Para entidades, CPI das ONGs é instrumento de guerra política

Organizações criticam caráter político-partidário da iniciativa, que se refere apenas ao período do governo Lula e já nasce como repercussão de denúncias sobre supostas irregularidades entre estatais e ONGs que seriam ligadas ao PT.


Por Jonas V

As Organizações Não-Governamentais (ONGs) estão na mira da oposição.
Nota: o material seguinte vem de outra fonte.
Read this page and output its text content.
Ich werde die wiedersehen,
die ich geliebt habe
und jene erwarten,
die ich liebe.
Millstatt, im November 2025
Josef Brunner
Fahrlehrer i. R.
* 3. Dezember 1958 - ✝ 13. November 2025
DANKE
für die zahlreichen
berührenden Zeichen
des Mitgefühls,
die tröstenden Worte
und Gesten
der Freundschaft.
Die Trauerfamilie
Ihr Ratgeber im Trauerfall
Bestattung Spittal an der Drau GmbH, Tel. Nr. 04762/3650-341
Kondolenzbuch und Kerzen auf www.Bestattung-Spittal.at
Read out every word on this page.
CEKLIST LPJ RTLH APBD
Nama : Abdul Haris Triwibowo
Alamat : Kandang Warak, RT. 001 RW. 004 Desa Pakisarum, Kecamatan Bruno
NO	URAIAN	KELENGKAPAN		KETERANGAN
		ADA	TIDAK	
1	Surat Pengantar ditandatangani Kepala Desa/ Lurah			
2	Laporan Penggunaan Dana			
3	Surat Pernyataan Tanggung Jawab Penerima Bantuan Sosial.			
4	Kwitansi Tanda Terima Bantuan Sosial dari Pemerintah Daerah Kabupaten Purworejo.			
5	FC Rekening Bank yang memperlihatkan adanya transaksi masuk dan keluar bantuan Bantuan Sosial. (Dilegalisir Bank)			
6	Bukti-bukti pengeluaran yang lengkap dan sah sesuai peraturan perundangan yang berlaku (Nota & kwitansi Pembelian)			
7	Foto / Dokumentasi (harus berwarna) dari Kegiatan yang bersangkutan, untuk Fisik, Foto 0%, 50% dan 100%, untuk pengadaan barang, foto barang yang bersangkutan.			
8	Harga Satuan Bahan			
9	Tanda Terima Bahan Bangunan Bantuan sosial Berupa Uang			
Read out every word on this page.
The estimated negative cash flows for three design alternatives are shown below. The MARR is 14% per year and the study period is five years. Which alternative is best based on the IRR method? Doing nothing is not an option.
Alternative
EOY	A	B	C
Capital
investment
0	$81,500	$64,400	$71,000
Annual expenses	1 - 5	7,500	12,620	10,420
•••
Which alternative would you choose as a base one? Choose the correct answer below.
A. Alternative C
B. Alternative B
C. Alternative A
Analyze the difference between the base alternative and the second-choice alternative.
O circo apertou com a apresentação na última terça-feira (28) de requerimento do senador Heráclito Fortes (PFL-PI) que solicita a instalação de uma Comissão Parlamentar de Inquérito (CPI) para apurar a liberação de recursos do governo para ONGs e Organizações da Sociedade Civil de Interesse Público (OSCIPs) , além da utilização destes recursos durante os quatro anos da gestão Lula.


 


“Sob o manto de proteger nossas riquezas, tornam-se verdadeiros entraves ao desenvolvimento nacional, para proteger setores nos quais têm interesse”, acusou o senador na entrega do pedido. As críticas ao uso de recursos públicos por parte de ONGs e OSCIPs voltaram à tona durante o processo eleitoral a partir da acusação da suposta relação da Unitrabalho – rede que envolve universidades na capacitação de trabalhadores – com o caso da tentativa de compra do dossiê dos irmãos Vedoin por petistas.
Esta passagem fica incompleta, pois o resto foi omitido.